Camping in New Zealand


In the far far north of New Zealand there is a bay, a jewel of a bay with sunken treasure.At co-ordinates 34°58.50’S 173°56.10’E on the 2nd of December 1987 the Rainbow Warrior was scuttled to form a living memorial.


For anyone old enough to remember the French nuclear testing in the pacific from 1966-1996 you may also remember the Greenpeace ship, the Rainbow Warrier, that was bombed and sunk in Auckland harbour by French spies.

A monument has been erected using the ships propeller so that we will remember this event and the beautiful young man killed, a Portuguese-Dutch photographer, Fernando Pereira.

“When the world is sick and dying, the people will rise up like warriors of the rainbow.”Cree Indian Prophesy.


Two Ends

There are two diverse ends of the beach where we camp. At first glance you may consider it is a case of the haves and the have nots.

The city dwellers here for a holiday with our toys, expensive campers, boats, ride ons and TVs…and tiny fridges with feta and prosecco.


Versus down the other end…




This is the Whanau camping ground end where the indigenous Maori of this area, Ngati Kura enjoy summer months. They also own the land that the public camping ground is on; our fees helping pay the lease to them.

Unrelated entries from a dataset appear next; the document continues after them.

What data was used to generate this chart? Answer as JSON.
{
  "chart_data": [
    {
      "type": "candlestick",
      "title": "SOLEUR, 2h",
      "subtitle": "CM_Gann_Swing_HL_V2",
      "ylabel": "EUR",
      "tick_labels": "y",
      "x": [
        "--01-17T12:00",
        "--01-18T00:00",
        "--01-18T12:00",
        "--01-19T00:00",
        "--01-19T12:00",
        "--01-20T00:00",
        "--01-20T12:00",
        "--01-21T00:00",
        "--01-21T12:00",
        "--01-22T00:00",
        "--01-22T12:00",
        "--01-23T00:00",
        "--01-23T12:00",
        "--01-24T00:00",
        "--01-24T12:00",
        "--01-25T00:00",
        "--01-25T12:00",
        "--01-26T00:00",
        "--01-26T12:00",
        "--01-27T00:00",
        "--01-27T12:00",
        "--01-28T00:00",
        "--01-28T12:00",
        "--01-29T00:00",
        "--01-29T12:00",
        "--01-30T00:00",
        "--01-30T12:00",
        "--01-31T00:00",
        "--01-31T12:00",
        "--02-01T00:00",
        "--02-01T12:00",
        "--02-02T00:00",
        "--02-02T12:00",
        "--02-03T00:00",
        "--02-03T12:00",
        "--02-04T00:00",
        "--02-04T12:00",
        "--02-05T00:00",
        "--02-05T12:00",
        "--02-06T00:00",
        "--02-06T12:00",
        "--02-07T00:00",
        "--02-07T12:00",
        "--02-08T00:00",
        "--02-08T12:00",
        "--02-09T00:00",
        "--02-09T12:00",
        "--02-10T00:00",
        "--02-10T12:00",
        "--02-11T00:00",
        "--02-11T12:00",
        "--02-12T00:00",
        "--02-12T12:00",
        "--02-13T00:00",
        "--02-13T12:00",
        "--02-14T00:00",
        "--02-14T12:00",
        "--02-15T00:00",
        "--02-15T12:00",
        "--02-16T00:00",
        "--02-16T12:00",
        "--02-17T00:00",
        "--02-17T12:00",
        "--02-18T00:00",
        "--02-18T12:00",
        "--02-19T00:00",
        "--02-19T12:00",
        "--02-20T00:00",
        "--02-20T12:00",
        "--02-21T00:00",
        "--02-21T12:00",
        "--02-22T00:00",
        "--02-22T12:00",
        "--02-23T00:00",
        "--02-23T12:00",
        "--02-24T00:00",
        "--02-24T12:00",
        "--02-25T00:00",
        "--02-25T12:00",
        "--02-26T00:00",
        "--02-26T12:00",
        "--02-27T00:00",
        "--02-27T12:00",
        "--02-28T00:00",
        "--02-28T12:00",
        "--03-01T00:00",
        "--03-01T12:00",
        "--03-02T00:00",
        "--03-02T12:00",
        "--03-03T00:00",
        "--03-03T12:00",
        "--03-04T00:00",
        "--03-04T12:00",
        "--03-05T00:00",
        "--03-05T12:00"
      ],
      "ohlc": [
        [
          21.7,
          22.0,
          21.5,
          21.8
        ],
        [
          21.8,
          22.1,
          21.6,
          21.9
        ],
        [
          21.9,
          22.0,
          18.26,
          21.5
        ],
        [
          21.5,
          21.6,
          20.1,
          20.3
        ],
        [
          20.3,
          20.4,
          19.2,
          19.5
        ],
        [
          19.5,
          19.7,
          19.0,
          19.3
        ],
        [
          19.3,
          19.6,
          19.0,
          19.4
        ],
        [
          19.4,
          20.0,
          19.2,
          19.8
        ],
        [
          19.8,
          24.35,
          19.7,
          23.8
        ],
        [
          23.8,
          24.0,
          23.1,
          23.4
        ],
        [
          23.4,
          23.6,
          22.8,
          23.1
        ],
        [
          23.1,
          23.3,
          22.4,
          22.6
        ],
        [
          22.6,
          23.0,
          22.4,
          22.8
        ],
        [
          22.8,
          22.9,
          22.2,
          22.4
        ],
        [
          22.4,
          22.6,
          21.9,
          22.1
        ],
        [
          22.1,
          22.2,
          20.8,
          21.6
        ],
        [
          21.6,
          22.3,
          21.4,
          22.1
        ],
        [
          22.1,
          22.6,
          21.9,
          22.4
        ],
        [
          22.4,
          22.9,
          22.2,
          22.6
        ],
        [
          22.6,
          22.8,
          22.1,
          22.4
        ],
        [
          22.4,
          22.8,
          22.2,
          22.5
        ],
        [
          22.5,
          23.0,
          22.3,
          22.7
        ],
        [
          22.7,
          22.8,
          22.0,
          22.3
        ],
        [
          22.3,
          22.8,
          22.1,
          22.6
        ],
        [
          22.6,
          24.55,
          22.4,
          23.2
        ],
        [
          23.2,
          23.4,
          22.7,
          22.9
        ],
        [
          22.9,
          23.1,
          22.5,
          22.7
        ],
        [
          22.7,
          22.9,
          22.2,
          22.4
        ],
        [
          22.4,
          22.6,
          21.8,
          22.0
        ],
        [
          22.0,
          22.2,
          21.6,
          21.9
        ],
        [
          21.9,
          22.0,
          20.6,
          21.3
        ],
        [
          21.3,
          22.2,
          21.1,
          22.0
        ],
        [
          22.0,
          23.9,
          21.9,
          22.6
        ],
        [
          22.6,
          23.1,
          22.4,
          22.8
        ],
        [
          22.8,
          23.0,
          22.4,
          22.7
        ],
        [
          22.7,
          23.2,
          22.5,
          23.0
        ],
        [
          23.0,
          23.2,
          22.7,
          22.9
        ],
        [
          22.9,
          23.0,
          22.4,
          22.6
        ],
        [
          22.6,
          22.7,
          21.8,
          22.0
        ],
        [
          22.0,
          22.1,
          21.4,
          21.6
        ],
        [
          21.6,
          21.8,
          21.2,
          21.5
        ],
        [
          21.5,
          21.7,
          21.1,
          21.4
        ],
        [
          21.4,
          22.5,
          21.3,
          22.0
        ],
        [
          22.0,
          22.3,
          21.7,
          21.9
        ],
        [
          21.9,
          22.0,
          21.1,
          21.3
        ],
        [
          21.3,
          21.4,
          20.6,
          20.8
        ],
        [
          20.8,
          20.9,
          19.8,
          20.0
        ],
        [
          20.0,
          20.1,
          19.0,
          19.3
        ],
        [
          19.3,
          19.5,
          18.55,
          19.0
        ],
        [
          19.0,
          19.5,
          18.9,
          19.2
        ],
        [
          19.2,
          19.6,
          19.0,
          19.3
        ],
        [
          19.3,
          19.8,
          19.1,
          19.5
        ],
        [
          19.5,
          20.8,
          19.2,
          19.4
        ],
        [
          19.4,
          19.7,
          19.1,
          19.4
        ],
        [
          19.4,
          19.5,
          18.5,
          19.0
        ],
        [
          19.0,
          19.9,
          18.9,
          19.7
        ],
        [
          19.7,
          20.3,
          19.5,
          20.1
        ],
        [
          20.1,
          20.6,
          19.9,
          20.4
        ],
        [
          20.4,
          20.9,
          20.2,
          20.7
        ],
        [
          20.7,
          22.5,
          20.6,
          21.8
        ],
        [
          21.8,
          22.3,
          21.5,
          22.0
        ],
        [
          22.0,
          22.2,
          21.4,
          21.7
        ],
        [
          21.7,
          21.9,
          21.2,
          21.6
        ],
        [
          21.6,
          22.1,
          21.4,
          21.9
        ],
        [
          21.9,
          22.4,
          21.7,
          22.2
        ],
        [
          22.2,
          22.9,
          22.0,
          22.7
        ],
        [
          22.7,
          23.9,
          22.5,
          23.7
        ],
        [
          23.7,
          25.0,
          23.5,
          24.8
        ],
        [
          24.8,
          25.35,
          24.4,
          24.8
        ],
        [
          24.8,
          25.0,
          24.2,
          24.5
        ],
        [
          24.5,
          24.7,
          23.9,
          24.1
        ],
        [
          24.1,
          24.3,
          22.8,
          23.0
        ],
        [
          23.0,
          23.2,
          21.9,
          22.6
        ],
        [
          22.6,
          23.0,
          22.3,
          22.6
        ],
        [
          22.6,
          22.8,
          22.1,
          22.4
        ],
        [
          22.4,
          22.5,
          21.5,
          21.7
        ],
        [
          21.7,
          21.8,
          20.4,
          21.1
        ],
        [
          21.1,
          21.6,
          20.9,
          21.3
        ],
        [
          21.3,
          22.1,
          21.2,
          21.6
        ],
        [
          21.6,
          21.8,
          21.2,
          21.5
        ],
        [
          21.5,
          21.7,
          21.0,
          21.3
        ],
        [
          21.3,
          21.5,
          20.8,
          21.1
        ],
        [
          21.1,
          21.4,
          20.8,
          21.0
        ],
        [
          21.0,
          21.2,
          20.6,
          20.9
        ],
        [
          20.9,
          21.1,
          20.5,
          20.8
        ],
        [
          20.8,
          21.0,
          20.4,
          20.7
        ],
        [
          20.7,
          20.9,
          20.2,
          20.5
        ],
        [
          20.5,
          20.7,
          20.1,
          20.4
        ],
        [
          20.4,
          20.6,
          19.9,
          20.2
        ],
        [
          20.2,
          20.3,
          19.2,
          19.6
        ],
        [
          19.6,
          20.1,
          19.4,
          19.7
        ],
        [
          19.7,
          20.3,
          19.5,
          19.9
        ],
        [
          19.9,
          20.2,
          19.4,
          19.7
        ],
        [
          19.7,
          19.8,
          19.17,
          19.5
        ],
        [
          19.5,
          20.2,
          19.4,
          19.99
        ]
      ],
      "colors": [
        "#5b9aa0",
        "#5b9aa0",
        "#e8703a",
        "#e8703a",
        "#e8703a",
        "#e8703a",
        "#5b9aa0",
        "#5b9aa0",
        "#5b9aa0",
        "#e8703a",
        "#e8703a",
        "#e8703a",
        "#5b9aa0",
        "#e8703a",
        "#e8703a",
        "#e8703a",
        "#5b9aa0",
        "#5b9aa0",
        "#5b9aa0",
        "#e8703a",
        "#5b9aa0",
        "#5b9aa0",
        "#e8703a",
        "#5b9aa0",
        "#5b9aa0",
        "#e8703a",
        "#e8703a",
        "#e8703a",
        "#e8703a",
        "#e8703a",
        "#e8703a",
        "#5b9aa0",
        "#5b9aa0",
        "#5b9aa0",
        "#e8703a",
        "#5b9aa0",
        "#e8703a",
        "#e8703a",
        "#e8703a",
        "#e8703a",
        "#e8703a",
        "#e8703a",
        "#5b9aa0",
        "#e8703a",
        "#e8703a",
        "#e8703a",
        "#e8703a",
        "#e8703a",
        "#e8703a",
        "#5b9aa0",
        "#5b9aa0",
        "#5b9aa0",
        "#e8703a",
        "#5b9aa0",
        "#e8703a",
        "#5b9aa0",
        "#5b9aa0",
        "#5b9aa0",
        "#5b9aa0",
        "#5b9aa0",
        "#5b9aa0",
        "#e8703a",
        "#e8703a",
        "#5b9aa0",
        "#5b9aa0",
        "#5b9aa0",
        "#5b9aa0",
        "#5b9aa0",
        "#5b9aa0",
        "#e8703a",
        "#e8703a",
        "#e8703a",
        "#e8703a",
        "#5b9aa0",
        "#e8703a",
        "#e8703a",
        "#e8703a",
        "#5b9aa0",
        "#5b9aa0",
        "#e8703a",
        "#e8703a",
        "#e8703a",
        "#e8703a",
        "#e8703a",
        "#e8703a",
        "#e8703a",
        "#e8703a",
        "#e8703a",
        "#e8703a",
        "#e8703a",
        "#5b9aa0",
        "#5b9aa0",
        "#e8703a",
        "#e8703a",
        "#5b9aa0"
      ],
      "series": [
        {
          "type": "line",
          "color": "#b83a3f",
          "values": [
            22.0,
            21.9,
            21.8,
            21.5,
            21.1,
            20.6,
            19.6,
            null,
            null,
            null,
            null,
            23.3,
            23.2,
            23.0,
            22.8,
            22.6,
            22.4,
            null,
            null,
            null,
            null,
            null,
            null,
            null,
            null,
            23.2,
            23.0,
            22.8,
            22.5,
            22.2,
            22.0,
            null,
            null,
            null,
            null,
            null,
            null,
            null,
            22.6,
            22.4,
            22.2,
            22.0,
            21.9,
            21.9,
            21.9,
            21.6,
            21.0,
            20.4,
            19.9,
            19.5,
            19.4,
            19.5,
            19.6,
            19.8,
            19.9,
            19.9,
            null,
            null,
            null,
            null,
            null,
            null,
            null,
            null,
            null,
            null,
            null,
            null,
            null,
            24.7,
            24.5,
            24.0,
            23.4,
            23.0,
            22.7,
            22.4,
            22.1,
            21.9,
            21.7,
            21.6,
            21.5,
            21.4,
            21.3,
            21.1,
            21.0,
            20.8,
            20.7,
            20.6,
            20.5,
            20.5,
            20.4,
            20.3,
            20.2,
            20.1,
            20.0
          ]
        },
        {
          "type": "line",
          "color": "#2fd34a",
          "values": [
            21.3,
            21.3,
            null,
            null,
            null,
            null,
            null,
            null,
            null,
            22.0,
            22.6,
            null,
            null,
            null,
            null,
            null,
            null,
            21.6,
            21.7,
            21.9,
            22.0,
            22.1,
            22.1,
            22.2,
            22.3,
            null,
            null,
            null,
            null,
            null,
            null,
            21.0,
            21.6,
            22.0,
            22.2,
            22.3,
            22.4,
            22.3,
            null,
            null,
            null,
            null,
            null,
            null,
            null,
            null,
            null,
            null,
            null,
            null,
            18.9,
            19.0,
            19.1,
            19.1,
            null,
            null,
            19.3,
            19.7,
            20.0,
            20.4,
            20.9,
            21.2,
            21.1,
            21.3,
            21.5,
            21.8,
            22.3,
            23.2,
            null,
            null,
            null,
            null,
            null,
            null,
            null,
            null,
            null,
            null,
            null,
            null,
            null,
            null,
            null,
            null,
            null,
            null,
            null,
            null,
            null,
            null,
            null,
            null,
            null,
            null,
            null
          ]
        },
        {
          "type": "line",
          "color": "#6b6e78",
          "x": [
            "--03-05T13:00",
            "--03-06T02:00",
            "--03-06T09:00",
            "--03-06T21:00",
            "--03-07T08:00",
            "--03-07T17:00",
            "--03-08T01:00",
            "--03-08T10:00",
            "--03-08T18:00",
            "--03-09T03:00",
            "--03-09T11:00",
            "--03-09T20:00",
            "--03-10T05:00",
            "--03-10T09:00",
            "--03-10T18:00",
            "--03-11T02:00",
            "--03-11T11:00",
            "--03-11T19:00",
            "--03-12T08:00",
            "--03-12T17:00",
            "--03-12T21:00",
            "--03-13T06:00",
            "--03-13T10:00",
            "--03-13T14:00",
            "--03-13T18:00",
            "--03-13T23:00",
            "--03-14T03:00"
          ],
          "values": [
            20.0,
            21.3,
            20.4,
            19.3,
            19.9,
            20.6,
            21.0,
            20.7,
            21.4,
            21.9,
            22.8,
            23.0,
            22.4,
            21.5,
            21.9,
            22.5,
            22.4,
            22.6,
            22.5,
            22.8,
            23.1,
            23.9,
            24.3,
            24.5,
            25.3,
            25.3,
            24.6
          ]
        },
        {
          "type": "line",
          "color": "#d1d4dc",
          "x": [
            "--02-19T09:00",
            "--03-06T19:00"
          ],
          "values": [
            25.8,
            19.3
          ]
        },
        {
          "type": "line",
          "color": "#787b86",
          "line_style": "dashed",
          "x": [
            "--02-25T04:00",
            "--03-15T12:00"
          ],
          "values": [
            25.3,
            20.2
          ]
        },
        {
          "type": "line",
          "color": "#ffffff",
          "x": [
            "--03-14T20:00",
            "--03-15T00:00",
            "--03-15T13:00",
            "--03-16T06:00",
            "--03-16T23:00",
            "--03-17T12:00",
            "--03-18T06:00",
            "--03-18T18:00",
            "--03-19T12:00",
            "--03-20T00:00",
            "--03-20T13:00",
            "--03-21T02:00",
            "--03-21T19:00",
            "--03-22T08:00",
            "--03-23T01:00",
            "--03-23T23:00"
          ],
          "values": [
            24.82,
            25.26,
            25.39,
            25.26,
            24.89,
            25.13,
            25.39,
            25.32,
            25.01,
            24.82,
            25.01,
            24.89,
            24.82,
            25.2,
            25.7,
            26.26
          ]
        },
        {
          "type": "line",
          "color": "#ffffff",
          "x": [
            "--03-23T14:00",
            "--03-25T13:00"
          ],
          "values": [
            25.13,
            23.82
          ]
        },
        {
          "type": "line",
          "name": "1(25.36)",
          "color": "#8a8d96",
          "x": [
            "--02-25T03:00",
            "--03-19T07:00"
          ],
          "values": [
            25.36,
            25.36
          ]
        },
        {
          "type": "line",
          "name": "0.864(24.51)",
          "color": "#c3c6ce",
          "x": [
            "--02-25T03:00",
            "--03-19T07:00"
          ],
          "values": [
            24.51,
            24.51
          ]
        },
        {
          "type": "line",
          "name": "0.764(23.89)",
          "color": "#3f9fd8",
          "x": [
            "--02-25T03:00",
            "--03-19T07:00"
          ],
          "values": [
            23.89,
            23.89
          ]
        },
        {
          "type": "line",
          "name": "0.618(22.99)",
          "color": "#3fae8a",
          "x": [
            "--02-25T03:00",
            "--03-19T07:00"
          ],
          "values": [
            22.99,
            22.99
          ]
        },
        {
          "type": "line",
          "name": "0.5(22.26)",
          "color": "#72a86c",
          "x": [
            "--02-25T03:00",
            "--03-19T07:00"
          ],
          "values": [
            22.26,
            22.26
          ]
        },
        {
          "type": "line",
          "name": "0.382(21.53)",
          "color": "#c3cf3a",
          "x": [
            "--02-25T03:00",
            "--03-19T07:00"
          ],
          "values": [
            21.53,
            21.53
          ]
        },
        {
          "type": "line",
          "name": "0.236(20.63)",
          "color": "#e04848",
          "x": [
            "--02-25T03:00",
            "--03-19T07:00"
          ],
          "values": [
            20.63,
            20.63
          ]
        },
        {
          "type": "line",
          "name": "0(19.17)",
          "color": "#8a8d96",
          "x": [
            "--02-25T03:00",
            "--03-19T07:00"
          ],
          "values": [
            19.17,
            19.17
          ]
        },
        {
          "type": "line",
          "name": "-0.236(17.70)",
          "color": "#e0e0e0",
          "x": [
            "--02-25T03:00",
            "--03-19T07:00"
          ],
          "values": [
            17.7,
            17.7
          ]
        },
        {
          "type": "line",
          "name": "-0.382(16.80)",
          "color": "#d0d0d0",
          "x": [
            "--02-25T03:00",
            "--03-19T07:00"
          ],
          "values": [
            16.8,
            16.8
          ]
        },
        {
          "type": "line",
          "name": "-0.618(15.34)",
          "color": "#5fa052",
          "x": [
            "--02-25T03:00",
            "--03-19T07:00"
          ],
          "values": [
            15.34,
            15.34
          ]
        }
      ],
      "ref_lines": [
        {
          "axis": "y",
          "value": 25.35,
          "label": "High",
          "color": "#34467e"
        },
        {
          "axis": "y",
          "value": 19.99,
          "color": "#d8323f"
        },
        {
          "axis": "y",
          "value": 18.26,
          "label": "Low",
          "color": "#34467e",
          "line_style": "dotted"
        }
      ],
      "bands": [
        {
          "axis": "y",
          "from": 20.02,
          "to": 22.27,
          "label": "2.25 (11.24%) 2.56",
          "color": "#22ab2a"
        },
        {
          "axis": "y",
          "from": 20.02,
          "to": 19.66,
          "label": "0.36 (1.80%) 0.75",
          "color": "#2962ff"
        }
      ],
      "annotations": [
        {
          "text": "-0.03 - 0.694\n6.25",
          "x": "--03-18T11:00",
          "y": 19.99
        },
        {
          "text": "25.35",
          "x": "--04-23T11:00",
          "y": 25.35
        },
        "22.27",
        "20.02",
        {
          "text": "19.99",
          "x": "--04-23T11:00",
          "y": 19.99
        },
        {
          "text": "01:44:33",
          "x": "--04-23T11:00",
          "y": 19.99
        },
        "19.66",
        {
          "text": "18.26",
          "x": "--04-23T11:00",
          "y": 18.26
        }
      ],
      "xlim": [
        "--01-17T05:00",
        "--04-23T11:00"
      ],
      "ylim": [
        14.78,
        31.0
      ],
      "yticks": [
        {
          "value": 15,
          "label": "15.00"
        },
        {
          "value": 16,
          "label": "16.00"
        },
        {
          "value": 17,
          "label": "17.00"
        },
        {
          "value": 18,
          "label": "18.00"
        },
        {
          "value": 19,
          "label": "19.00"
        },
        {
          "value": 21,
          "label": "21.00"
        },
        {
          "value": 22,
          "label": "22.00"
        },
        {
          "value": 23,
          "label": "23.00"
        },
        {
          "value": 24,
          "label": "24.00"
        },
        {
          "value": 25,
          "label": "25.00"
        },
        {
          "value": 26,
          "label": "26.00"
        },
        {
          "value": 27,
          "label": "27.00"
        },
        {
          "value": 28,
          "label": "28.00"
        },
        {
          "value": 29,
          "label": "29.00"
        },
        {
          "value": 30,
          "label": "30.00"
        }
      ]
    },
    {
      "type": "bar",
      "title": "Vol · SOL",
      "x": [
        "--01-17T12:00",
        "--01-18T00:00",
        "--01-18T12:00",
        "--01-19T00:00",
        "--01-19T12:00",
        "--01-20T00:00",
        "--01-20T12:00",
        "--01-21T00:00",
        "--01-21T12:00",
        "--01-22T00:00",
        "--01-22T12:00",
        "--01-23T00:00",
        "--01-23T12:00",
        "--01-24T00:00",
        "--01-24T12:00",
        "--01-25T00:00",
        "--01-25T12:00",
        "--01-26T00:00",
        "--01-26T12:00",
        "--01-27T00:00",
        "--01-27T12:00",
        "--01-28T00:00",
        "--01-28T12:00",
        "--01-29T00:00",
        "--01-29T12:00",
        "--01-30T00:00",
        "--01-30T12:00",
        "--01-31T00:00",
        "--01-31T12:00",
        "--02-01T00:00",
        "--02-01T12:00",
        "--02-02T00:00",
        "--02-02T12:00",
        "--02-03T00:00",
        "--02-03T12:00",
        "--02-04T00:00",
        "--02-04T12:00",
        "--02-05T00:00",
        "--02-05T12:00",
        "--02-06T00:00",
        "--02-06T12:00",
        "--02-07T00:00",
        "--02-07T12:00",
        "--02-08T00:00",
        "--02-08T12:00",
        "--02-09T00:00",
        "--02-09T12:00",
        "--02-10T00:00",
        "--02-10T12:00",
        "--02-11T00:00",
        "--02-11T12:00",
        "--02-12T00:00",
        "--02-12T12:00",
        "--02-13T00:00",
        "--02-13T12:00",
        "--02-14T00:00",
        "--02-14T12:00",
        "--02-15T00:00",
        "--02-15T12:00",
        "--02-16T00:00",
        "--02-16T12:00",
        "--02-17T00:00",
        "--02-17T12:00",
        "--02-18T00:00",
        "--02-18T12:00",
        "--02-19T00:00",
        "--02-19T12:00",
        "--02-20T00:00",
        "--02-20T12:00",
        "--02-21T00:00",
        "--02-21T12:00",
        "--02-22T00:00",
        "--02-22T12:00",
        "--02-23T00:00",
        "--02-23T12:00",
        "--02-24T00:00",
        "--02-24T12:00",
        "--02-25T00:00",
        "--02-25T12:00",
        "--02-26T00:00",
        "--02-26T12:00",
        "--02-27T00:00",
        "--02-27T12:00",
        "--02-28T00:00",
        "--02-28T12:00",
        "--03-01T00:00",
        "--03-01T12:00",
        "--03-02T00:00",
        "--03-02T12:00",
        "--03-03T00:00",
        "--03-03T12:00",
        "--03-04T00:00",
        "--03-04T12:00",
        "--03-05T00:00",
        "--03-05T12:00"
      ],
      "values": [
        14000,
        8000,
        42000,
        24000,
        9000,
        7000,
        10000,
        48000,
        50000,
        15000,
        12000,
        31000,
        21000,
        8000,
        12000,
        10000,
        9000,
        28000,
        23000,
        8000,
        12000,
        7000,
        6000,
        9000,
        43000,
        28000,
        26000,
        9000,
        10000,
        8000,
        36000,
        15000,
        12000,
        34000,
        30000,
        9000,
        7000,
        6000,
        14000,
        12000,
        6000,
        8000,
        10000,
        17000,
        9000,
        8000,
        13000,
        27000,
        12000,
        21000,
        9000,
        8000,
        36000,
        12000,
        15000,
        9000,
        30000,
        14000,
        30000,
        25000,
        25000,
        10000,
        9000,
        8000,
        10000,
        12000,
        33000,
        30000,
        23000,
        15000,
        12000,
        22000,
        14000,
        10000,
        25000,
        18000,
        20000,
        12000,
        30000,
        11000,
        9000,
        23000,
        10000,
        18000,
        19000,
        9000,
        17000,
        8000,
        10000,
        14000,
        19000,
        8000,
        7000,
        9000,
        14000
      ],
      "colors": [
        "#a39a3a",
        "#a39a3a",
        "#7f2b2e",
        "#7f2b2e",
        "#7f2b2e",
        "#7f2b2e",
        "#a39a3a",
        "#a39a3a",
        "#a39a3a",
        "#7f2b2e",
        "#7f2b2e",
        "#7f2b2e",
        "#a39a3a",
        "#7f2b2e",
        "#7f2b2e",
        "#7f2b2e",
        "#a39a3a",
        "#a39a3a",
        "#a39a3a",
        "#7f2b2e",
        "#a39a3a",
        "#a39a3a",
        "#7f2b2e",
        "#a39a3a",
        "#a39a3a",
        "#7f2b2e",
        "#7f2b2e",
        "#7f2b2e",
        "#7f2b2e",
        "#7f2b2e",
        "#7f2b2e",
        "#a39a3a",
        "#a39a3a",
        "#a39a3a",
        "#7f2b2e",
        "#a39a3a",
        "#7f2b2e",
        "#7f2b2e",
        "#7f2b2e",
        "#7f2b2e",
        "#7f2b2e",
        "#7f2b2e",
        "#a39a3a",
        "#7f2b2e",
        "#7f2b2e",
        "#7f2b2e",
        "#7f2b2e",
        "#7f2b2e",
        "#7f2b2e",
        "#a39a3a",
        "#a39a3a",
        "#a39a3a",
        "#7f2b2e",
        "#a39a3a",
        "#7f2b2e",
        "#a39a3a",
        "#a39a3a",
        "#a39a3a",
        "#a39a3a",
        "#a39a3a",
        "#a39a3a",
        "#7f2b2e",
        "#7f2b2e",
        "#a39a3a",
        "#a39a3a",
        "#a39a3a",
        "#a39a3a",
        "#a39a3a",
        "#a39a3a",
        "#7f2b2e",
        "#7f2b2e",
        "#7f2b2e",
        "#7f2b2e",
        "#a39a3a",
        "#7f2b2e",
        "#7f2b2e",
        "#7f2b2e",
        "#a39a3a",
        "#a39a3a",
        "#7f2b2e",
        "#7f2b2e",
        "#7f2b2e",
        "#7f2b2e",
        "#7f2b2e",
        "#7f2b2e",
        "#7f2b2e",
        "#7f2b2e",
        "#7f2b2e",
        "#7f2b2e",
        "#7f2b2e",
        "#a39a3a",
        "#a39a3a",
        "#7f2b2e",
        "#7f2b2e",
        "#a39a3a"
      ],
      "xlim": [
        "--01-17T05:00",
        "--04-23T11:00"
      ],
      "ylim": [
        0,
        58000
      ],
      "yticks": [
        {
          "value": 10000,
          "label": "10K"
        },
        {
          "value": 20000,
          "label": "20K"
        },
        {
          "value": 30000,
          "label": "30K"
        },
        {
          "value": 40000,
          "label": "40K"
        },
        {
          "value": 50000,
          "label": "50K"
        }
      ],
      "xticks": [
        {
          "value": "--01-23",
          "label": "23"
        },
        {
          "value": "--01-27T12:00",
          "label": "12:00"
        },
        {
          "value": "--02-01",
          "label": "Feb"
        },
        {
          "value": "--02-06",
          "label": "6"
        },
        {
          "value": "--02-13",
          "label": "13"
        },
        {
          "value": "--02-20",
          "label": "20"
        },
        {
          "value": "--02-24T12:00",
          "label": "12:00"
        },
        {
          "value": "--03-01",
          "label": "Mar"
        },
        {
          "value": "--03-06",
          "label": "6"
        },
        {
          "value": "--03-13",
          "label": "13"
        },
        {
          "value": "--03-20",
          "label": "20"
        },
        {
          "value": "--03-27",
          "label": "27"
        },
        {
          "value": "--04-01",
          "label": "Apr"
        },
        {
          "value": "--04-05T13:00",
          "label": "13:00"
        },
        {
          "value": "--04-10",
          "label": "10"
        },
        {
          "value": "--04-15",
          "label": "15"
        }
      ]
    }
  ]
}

At the end of the day someone from the Whanau end drives down to the public camp to the fish bone bins. These are where we have tossed the heads and bones with plenty of scraps still clinging, after taking the fat fillets. I’m sitting in my camp chair with my book and tea but they won’t catch my eye. In they reach and collect them up, putting them in a tray in the back of their rough, knocked around 4wd and drive them back down the beach. This bounty would make a nutritious soup or maybe some sort of bait; I’d love to ask but don’t want to cause offense or embarrassment.


I wonder sometimes if their end is the better end, their children run like ours with warm sand between their toes and we all eat the same fish but they live more simply, conscious of the seasons, and the length of the day. I have sheets in my tent and a fluffy white duvet and I take photos on my IPhone but they are not distracted by Iphones, TVs and mortgages on the house, camper and boat. What they have is real, a true reflection of the impermanance of life. I see the beauty in their existence. I think they may be living more fully, feeling more than me.



All you really need here is a hand line, a good knife and some shelter and life is simple, hard but good.



And on the way home we pass through a tiny town with the best public toilets in New Zealand, maybe the whole world. We were lucky enough to be blessed by the Austrian artist Friedensreich Hundertwasser choosing to live here from 1975 until his death in 2000. The toilets are a wondrous thing.